A Comissão de Constituição e Justiça do Senado vai analisar o Projeto de Lei que revoga a Lei de Imprensa (Lei 5.250/67). A proposta foi apresentada no dia 7 de outubro pela senadora Serys Slhessarenko (PT-MT) por causa da liminar do Supremo Tribunal Federal, que suspendeu parte da lei.

Segundo a senadora, a decisão do STF trouxe à tona o debate sobre a aplicação da liberdade de expressão. Em setembro deste ano, o Supremo renovou a revogação por mais seis meses ao dar nova liminar na Argüição de Descumprimento de Preceito Fundamental 130-7.

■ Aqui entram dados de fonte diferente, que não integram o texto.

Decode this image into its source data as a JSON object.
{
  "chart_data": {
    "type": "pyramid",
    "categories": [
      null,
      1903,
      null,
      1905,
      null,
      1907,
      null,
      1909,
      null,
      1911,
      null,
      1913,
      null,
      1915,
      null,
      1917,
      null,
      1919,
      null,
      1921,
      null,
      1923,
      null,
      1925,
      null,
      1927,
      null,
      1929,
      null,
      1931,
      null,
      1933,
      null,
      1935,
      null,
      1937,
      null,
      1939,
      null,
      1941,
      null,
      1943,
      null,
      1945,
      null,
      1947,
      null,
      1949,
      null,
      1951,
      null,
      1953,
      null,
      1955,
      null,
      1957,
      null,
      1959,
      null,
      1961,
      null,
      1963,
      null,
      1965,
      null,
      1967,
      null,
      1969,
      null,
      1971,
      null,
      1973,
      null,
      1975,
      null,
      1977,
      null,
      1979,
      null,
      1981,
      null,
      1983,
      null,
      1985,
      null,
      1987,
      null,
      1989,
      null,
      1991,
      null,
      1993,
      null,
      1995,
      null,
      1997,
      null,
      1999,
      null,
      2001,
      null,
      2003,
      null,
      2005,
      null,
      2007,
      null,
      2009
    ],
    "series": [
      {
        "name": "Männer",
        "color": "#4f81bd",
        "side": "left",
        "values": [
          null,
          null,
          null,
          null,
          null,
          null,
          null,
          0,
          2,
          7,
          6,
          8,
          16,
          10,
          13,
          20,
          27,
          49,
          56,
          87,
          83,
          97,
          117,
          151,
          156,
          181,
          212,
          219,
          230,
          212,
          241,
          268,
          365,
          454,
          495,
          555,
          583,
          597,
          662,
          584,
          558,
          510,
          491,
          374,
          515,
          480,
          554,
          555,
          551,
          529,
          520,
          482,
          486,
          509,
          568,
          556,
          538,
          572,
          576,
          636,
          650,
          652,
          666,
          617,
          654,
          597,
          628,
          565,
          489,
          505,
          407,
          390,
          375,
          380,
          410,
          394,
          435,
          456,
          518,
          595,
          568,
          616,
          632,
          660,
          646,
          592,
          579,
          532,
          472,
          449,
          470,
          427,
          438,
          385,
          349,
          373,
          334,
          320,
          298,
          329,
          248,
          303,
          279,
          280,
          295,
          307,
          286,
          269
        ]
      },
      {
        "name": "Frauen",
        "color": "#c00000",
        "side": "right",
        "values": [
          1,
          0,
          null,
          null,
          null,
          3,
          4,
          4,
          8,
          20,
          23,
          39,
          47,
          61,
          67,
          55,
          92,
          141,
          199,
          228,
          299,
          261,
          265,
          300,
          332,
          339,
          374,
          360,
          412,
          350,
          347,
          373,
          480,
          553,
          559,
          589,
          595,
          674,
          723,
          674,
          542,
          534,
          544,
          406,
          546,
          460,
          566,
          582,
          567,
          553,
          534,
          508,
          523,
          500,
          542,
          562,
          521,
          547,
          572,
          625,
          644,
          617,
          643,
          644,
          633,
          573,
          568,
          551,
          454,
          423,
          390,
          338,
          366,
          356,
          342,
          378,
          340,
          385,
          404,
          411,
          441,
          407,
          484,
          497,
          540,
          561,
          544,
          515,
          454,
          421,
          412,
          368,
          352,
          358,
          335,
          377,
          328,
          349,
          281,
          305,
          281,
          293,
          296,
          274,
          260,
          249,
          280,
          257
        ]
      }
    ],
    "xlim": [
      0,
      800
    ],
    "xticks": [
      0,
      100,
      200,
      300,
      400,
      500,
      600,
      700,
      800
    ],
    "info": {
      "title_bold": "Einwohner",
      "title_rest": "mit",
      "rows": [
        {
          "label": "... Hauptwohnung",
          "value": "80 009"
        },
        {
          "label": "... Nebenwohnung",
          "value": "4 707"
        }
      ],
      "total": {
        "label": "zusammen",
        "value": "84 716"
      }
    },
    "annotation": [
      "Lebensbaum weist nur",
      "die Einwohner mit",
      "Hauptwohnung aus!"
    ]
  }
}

Serys lembra que a Lei de Imprensa foi editada na época da Ditadura Militar e, por isso, é preciso de uma norma que regule a liberdade de expressão de forma mais adequada à atual realidade da sociedade brasileira.

Pela proposta da senadora, o direito de resposta dado pela Justiça deve ser publicado três vezes para cada informação publicada. Além disso, o projeto possibilita o aumento do valor da indenização pelo juiz mesmo que a parte não peça.

Na justificativa, Serys explica que essas alterações visam criar mecanismo de peso e contrapeso a uma garantia de informação que, como lembra a senadora, não é absoluta.

“Havendo dolo ou fundada má-fé, mediante prova colhida em instrução processual, a malversação desse fundamental direito de expressão deve merecer severa reprimenda, capaz de reprimir práticas desse jaez”, alerta a senadora.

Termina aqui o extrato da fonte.